Significance. If the results hold, this work supplies the first exhaustive map of approximability for electoral control, a gap that has persisted despite extensive decision-complexity results in the literature. The dual treatment of weighted and unweighted settings, together with the use of standard approximation-ratio definitions and gap-preserving reductions, makes the classification directly usable for both theoretical follow-up and practical algorithm design in computational social choice.
minor comments (3)
- §3, Definition 2: the formalization of the optimization version of control by deleting voters should explicitly state whether the objective is to minimize the number of deletions or to maximize the margin of victory; the current wording leaves this ambiguous for the approximation guarantee.
- Table 1: the row for 'Condorcet, constructive, add candidates, weighted' lists 'APX-hard' without citing the specific reduction or theorem number that establishes the inapproximability gap.
- §5.2, Algorithm 1: the running-time analysis claims O(n^3) but the pseudocode contains an implicit enumeration over subsets whose size is bounded only by the parameter; clarify whether this is FPT or merely polynomial for fixed weights.
Simulated Author's Rebuttal
We thank the referee for their positive summary of our results and for recommending minor revision.

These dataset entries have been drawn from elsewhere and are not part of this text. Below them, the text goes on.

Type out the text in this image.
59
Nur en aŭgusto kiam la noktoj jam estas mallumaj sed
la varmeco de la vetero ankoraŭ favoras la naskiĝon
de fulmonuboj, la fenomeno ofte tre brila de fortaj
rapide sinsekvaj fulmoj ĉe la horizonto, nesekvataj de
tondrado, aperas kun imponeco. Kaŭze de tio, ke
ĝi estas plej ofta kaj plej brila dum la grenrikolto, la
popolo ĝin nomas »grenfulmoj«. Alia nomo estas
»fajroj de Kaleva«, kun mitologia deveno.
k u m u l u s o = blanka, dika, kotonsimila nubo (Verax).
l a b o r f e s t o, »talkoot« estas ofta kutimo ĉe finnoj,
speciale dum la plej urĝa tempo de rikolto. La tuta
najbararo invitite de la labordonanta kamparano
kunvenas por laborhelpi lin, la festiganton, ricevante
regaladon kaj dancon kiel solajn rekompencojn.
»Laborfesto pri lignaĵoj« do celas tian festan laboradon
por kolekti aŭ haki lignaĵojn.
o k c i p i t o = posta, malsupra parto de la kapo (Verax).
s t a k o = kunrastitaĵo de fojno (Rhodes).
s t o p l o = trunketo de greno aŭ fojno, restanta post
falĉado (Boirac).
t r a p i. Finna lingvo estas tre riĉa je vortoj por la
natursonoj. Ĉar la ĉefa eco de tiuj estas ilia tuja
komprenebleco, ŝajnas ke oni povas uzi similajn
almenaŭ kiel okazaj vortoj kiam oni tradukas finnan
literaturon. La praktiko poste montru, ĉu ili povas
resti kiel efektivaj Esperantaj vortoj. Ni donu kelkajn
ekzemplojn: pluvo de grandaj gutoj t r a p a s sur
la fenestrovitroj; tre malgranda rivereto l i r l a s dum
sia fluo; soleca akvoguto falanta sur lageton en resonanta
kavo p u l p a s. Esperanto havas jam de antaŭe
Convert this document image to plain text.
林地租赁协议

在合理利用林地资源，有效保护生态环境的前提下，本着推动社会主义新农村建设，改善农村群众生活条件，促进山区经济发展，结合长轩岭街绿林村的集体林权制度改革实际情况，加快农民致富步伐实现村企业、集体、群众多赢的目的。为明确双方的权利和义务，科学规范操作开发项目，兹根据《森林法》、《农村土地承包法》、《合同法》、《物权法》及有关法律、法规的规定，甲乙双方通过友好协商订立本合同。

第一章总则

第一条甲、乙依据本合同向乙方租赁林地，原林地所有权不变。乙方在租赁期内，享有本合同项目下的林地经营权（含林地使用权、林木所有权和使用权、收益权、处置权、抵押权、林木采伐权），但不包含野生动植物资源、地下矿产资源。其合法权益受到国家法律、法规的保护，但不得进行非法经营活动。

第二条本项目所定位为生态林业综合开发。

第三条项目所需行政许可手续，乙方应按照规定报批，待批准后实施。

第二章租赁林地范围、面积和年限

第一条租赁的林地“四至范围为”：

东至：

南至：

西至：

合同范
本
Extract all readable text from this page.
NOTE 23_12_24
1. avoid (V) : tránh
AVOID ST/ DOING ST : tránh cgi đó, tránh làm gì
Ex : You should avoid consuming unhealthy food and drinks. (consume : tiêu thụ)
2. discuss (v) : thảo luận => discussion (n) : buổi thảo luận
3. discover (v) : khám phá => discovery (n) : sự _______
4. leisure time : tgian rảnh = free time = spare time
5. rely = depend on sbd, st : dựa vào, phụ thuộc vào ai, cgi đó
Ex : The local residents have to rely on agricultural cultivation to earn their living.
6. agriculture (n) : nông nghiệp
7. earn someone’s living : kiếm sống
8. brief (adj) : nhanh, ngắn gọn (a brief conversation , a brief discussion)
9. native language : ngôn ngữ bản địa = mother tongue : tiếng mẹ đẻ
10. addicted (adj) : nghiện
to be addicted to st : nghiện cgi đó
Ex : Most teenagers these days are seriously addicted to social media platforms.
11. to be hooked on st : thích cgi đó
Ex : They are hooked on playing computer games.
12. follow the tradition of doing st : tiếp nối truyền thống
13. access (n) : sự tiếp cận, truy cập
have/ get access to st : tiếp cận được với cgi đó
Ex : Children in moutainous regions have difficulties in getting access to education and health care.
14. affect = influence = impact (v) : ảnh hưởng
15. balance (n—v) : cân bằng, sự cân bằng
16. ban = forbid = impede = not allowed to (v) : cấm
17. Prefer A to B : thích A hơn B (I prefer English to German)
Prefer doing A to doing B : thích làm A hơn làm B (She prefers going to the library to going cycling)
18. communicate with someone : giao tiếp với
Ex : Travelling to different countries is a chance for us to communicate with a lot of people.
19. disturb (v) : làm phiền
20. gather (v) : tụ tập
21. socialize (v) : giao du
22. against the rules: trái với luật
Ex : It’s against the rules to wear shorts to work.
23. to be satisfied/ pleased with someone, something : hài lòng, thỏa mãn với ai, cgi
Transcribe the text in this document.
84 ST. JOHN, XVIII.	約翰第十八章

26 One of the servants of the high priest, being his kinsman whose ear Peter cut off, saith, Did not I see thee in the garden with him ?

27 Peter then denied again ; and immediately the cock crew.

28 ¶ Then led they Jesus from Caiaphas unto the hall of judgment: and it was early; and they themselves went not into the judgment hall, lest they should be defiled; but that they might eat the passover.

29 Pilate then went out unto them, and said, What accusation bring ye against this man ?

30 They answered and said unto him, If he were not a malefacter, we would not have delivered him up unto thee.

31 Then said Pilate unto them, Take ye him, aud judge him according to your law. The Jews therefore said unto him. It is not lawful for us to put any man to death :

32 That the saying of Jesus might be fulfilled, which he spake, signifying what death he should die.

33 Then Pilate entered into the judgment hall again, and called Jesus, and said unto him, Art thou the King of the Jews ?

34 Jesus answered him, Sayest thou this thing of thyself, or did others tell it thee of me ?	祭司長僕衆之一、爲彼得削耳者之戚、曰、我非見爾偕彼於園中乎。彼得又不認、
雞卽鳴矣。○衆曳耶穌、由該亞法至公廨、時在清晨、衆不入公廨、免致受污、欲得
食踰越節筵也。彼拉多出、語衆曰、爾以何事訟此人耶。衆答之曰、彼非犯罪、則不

We are pleased that the exhaustive approximability classification for electoral control under plurality, approval, and Condorcet rules (in both weighted and unweighted settings) is viewed as filling a longstanding gap in the literature.
Circularity Check
No significant circularity; results rest on independent reductions and prior definitions
full rationale
The manuscript classifies approximability for each standard electoral control variant (constructive/destructive, add/delete candidates/voters) under plurality, approval, and Condorcet, in weighted and unweighted settings. It supplies explicit polynomial-time approximation algorithms or gap-preserving reductions for each case, drawing on established NP-hardness results and standard approximation-ratio definitions from the literature. No step reduces a claimed result to a fitted parameter, self-citation chain, or definitional equivalence; each approximability status is derived separately via case analysis and external complexity tools. The derivation is therefore self-contained against external benchmarks.
Axiom & Free-Parameter Ledger
axioms (2)
- domain assumption Standard definitions of control actions (add/delete candidates/voters) and voting rules (plurality, approval, Condorcet) as used in prior work.
- standard math Polynomial-time approximation ratio is the appropriate measure for these optimization problems.